I’ve been married for 8 years and I have a son aged seven. I always had a slight problem with my husband even before getting married. We’ve been together for a total of 13 years but it feels like I’m suffocating and I wish that I can run away from this situation.
After our first year of marriage he decided to open a business, and I had to accept at all costs even though I was scared of how we were going to manage financially since I was not working due having just given birth. A few months after the birth of my son, he started coming home arguing that I should be working by this time like others do, but in my situation it was impossible to do so. He began refusing to give me money and I had to ask and cry that I need to buy things for the baby. After almost three years I found a good job and we decided that he will take care of our son and take him to play-school in the morning while I’d be at work. But this was the worst idea I’d ever come up with. I was not living but only existing arriving from work at 5pm to cook for me and my son, wash and sleep, while my husband goes to work.
After about two years my husband’s business grew and he decided to open another shop, thus I had to stop working again to care for my son. Now we went back again to the old story – I’m not working and totally depending on him. He is giving me a very hard time, always moaning that it’s not right that he’s working day and night for us, and when he is at home if I switch on the light or water he switches it off immediately, telling me that he’s the one paying for it. There is no love between me and my husband anymore, nothing that a normal couple have. We are living together because of my son and no other reason. I really wish I could leave but I have nothing – no money and nowhere to go. What can I do?
It is time to reclaim your power. You’re feeling helpless at the moment but that is not the real picture. It seems that way to you because due to your current circumstances your self-esteem has been effected and you’ve been worn down from the lack of support from your husband and rat-race lifestyle you describe. It has become a reality to many, but while some thrive on this level of stress (maybe even to the detriment of other needs), others may not physically and/or emotionally afford, or actually even desire, to keep up with this lifestyle. Some have a convenient family/friends support network, energy levels, motivation to maintain this lifestyle, others don’t. The industrial mould is not for everyone. It is pointless to compare ourselves to others as we all have different make ups and different variables are at play.

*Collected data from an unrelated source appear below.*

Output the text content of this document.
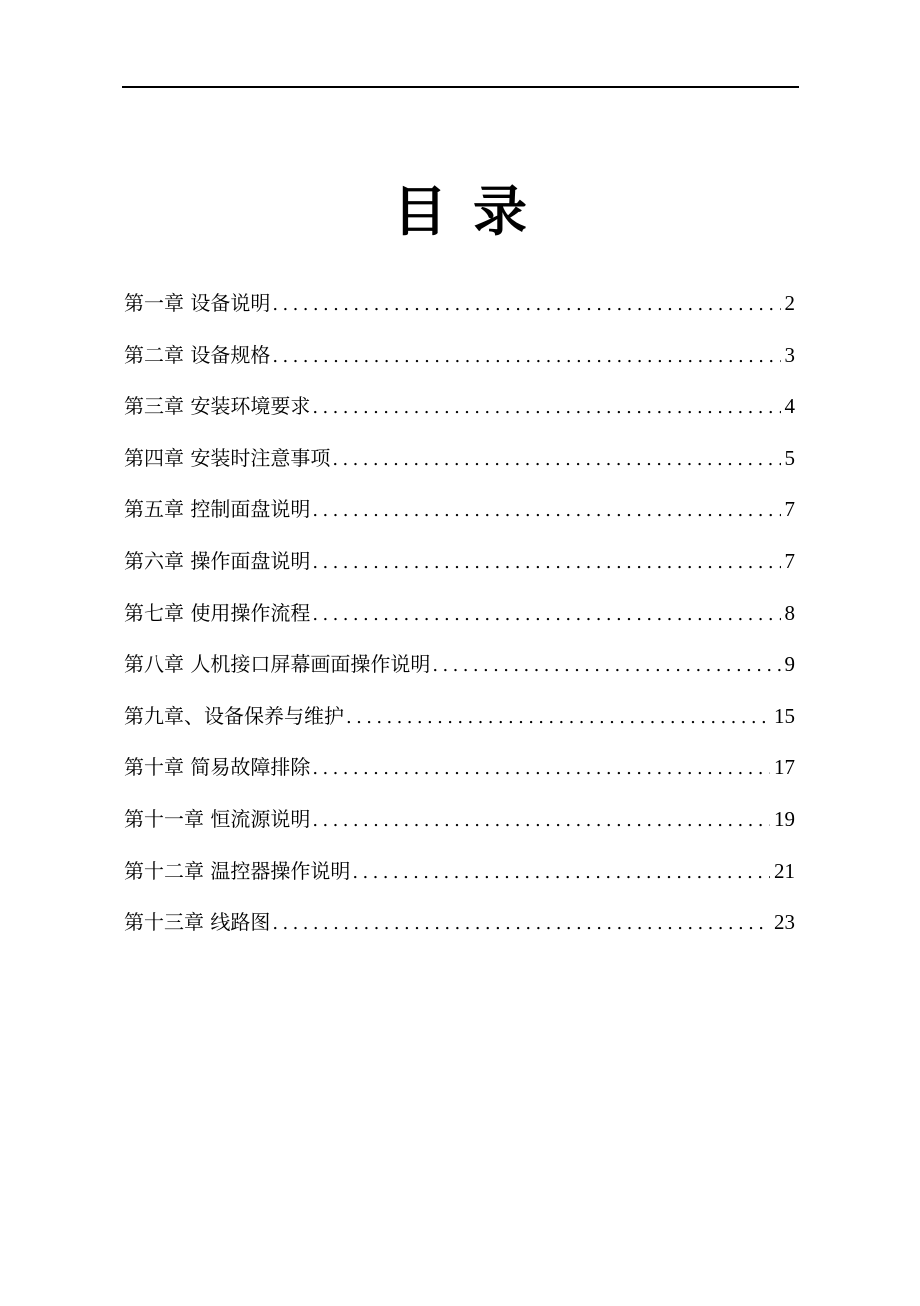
目 录
第一章 设备说明 .....	2
第二章 设备规格 .....	3
第三章 安装环境要求 .....	4
第四章 安装时注意事项 .....	5
第五章 控制面盘说明 .....	7
第六章 操作面盘说明 .....	7
第七章 使用操作流程 .....	8
第八章 人机接口屏幕画面操作说明 .....	9
第九章、设备保养与维护 .....	15
第十章 简易故障排除 .....	17
第十一章 恒流源说明 .....	19
第十二章 温控器操作说明 .....	21
第十三章 线路图 .....	23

It seems that work pressure, high stress levels, parenthood and the decisions you and your husband made or didn’t make regarding these has effected your marriage negatively and there’s quite a bit of resentment from both sides.
Motherhood effects women (and their men) differently. It was insensitive and unhelpful of your husband to compare you to others during a time in your life when you most needed his emotional and practical support. Such hurtful attitudes are bound to cause resentment and a distance between you. On the other hand, it seems that your husband may have interpreted your caution regarding setting up a new business as your being not supportive of his vision or holding him back. He may be feeling that he’s been carrying the financial responsibility for the family on his own and expressing it in disrespectful and non-constructive ways – which you needn’t put up with in any case – and disregarding your role in raising a young child which is a full-time job already. Ideally issues regarding balancing family and work-life between partners would be discussed and agreed on before taking them on, but sometimes it’s easier said than done, especially when one of the partners may have a domineering personality. High stress and pressure levels can bring out the worst in people and may even trigger off personality disorders or psychotic tendencies when there is such an unbalanced lifestyle.
You will feel victimised only if you allow it. Take responsibility for your role in your current situation, accept yourself the way you are and learn from your mistakes. Find ways to raise your energy levels through, for example, meditation, journal writing, your faith, contact with nature and then take the necessary steps to change your situation.
It looks like your mind is already made up and you want out of the marriage. You may want to contact Cana Movement (21238942) who offer counselling services and also legal advice to help you get back on your feet and so that you can find out what you may be entitled to financially if you decide to separate from your husband. Getting a part-time job might be a good idea to help you reclaim some independence and improve your self-esteem. Whatever decisions you make, you deserve to be happy and it is your responsibility to achieve it.